Sterling extended its gain, making it the biggest increase in more than five months, after European Central Bank President Mario Draghi said policy makers in December will reexamine the degree of economic stimulus they are providing. In the U.K., sales, including auto fuel, rose 1.9 percent from August, the biggest increase since December 2013, the Office for National Statistics said in London on Thursday. That was more than the 0.4 percent gain economists had forecast in a Bloomberg survey.
BOE Governor Mark Carney has said that the timing of a move in interest rates will become clearer at the turn of the year. Markets aren’t pricing in the first increase until 2017.
“There has been a degree of surprise with the strength of the September data,” said Jeremy Stretch, head of foreign-exchange strategy at Canadian Imperial Bank of Commerce in London. The data are “consistent with a consumer-driven recovery which is going to maintain itself into the start of the fourth quarter. That’s going to have some important implications for policy makers.” It also “should make the market have pause for reflection on how far out into the middle distance they’ve pushed the first rate hike,” he said.
The pound appreciated 1.6 percent to 72.38 pence per euro as of 5:36 p.m. London time, the biggest gain since May 8. Sterling fell 0.3 percent to $1.5378, falling for a third day.
Earlier this week, BOE official Ian McCafferty said that global threats to the U.K. economy hadn’t changed his view than interest rates needed to rise sooner rather than later. As the lone dissenter on the Monetary Policy Committee, he said there was so far little evidence that these risks were changing the outlook for U.K. growth.

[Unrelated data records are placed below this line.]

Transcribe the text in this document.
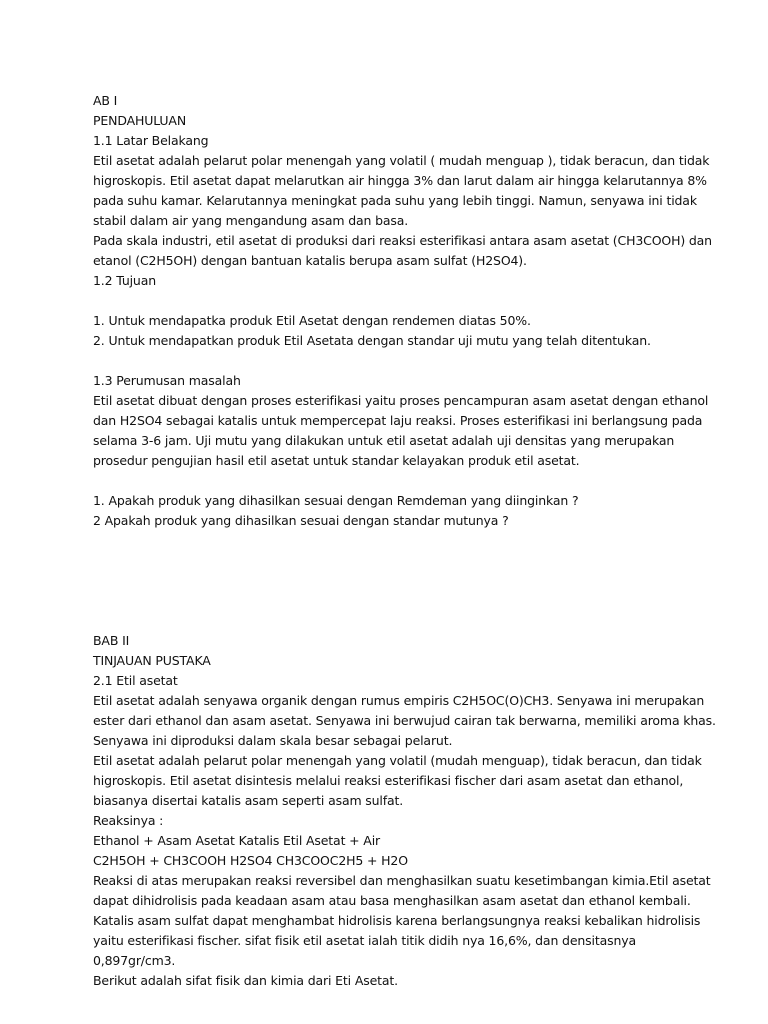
AB I
PENDAHULUAN
1.1 Latar Belakang
Etil asetat adalah pelarut polar menengah yang volatil ( mudah menguap ), tidak beracun, dan tidak
higroskopis. Etil asetat dapat melarutkan air hingga 3% dan larut dalam air hingga kelarutannya 8%
pada suhu kamar. Kelarutannya meningkat pada suhu yang lebih tinggi. Namun, senyawa ini tidak
stabil dalam air yang mengandung asam dan basa.
Pada skala industri, etil asetat di produksi dari reaksi esterifikasi antara asam asetat (CH3COOH) dan
etanol (C2H5OH) dengan bantuan katalis berupa asam sulfat (H2SO4).
1.2 Tujuan
1. Untuk mendapatka produk Etil Asetat dengan rendemen diatas 50%.
2. Untuk mendapatkan produk Etil Asetata dengan standar uji mutu yang telah ditentukan.
1.3 Perumusan masalah
Etil asetat dibuat dengan proses esterifikasi yaitu proses pencampuran asam asetat dengan ethanol
dan H2SO4 sebagai katalis untuk mempercepat laju reaksi. Proses esterifikasi ini berlangsung pada
selama 3-6 jam. Uji mutu yang dilakukan untuk etil asetat adalah uji densitas yang merupakan
prosedur pengujian hasil etil asetat untuk standar kelayakan produk etil asetat.
1. Apakah produk yang dihasilkan sesuai dengan Remdeman yang diinginkan ?
2 Apakah produk yang dihasilkan sesuai dengan standar mutunya ?
BAB II
TINJAUAN PUSTAKA
2.1 Etil asetat
Etil asetat adalah senyawa organik dengan rumus empiris C2H5OC(O)CH3. Senyawa ini merupakan
ester dari ethanol dan asam asetat. Senyawa ini berwujud cairan tak berwarna, memiliki aroma khas.
Senyawa ini diproduksi dalam skala besar sebagai pelarut.
Etil asetat adalah pelarut polar menengah yang volatil (mudah menguap), tidak beracun, dan tidak
higroskopis. Etil asetat disintesis melalui reaksi esterifikasi fischer dari asam asetat dan ethanol,
biasanya disertai katalis asam seperti asam sulfat.
Reaksinya :
Ethanol + Asam Asetat Katalis Etil Asetat + Air
C2H5OH + CH3COOH H2SO4 CH3COOC2H5 + H2O
Reaksi di atas merupakan reaksi reversibel dan menghasilkan suatu kesetimbangan kimia.Etil asetat
dapat dihidrolisis pada keadaan asam atau basa menghasilkan asam asetat dan ethanol kembali.
Katalis asam sulfat dapat menghambat hidrolisis karena berlangsungnya reaksi kebalikan hidrolisis
yaitu esterifikasi fischer. sifat fisik etil asetat ialah titik didih nya 16,6%, dan densitasnya
0,897gr/cm3.
Berikut adalah sifat fisik dan kimia dari Eti Asetat.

A slowdown in emerging markets is weighing on Europe, the U.K.’s largest trading partner. Deflationary forces, particularly from China, have subdued market expectations for inflation globally and been part of the reason the BOE and Federal Reserve have held off from raising rates.

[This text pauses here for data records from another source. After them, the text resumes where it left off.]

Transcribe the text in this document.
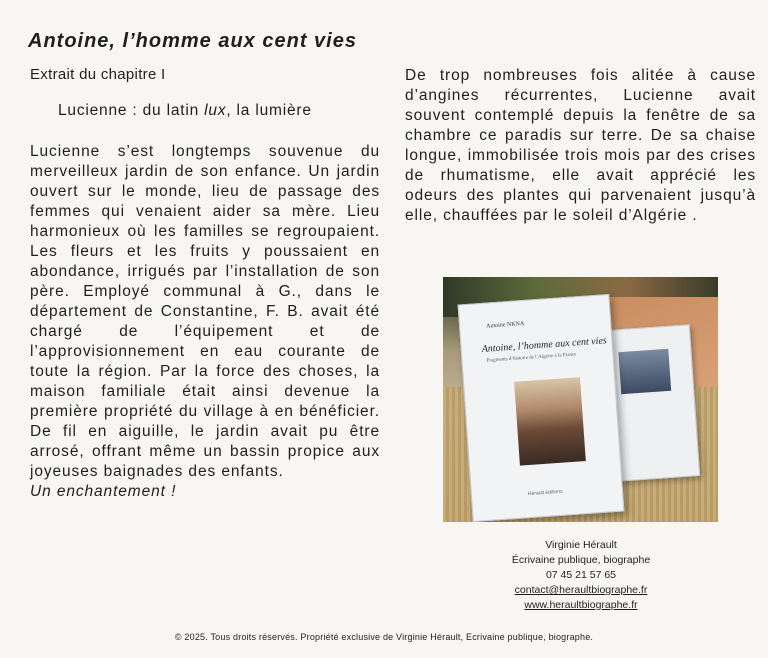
Antoine, l’homme aux cent vies
Extrait du chapitre I
Lucienne : du latin lux, la lumière
Lucienne s’est longtemps souvenue du merveilleux jardin de son enfance. Un jardin ouvert sur le monde, lieu de passage des femmes qui venaient aider sa mère. Lieu harmonieux où les familles se regroupaient. Les fleurs et les fruits y poussaient en abondance, irrigués par l’installation de son père. Employé communal à G., dans le département de Constantine, F. B. avait été chargé de l’équipement et de l’approvisionnement en eau courante de toute la région. Par la force des choses, la maison familiale était ainsi devenue la première propriété du village à en bénéficier. De fil en aiguille, le jardin avait pu être arrosé, offrant même un bassin propice aux joyeuses baignades des enfants.
Un enchantement !
De trop nombreuses fois alitée à cause d’angines récurrentes, Lucienne avait souvent contemplé depuis la fenêtre de sa chambre ce paradis sur terre. De sa chaise longue, immobilisée trois mois par des crises de rhumatisme, elle avait apprécié les odeurs des plantes qui parvenaient jusqu’à elle, chauffées par le soleil d’Algérie .
Antoine NKNA
Antoine, l’homme aux cent vies
Fragments d’histoire de l’Algérie à la France
Hérault éditions
Virginie Hérault
Écrivaine publique, biographe
07 45 21 57 65
contact@heraultbiographe.fr
www.heraultbiographe.fr
© 2025. Tous droits réservés. Propriété exclusive de Virginie Hérault, Ecrivaine publique, biographe.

Draghi made his comments at his regular policy address Thursday, and said the growth prospects of emerging markets continue to signal downside risks to the outlook for growth and inflation in the euro zone.
“The robust domestic propensity to consume should keep the U.K. economy going despite persistent global economic headwinds and lingering policy uncertainty,” said Valentin Marinov, head of Group-of-10 currency research at Credit Agricole SA’s corporate and investment-banking unit in London.